İster aşkın, ister tarihsel yoldan olsun, kadın, doğal döngüden kurtulmanın hayalini kurmaz; çünkü kadın döngünün kendisidir. Cinsel yetişkinliği ay ile evliliği anlamına gelir; ayın evreleri ile birlikte parıldar ya da sönükleşir. Ay (moori), ay (month), aybaşı (menses): Aynı sözcük, aynı dünya. Eski insanlar kadının doğanın takvimine iptal edemeyeceği bir randevuyla bağlı olduğunu biliyorlardı. Özgür iradeden aşırı gurura, oradan da trajediye ulaşan Yunan modeli bir eril dramadır, çünkü kadın (yakın zamana kadar) özgür iradeye inanmamıştır. Kendisi özgür olmadığından, bir özgür iradenin olmadığını bilir. Onun rıza göstermekten başka bir seçeneği yoktur. Anne olmayı istese de istemese de, doğa onu doğurganlık yasasının kaba, değiştirilemez ritminin boyunduruğu altına sokar. Menstrüal (âdet) döngüsü, doğa durmasını emredene dek işlemeye devam edecek bir çalar saattir.

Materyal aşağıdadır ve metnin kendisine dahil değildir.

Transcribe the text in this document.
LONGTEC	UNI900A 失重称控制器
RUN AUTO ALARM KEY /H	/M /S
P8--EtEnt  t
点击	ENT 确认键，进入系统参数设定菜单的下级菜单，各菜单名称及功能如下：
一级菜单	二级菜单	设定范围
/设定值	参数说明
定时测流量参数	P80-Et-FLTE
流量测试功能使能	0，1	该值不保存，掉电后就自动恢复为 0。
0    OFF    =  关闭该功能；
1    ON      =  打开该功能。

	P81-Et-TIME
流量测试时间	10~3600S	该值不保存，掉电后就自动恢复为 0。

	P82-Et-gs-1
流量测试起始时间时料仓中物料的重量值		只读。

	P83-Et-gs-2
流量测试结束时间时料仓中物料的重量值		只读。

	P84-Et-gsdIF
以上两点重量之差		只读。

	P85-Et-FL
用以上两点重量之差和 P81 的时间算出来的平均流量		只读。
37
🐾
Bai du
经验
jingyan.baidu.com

Erkeğinkilere göre çok daha karmaşık olan kadının üreme organları hâlâ tam olarak anlaşılamamıştır. Orada her şey ters gidebilir ya da düzgün gittiği takdirde bile gerilimlere yol açabilir. Batılı kadın kendi bedeniyle kavgalı bir ilişki içindedir: Kadın için, biyolojik normallik bir ıstırap, sağlık bir hastalıktır. Aybaşı ağrılarının bir uygarlık hastalığı olduğu iddia edilir: çünkü kabile kültürlerinde kadınlarda aybaşı şikâyetleri son derece seyrek görülür. Elbette kabile hayatında kadının kapsamlı ya da kolektif bir kimliği vardır; kabile dini, doğayı yüceltir ve kendini de doğaya göre düzenler. Doğayı geliştirmeye ya da alt etmeye çalışan ve kendini bireyselliği çerçevesinde gerçekleştirmeyi model alan Batılı toplumdur; dolayısıyla kadının içinde bulunduğu konumunun katı gerçeklerinin sancılı bir açıklıkla kendini gösterdiği toplum da, yine Batı toplumudur. Kadının doğayla, yani kendi bedeninin inatçı fiziksel yasalarıyla olan mücadelesinin şiddetini, imgeleminin gelişmesi ve bireysel bir kimlik ve özerklik amacı belirleyecektir. Ve nihayet doğa da kadını daha fazla cezalandırmaya başlar: Özgürleşmek için meydan okuma, çünkü bedenin senin değil!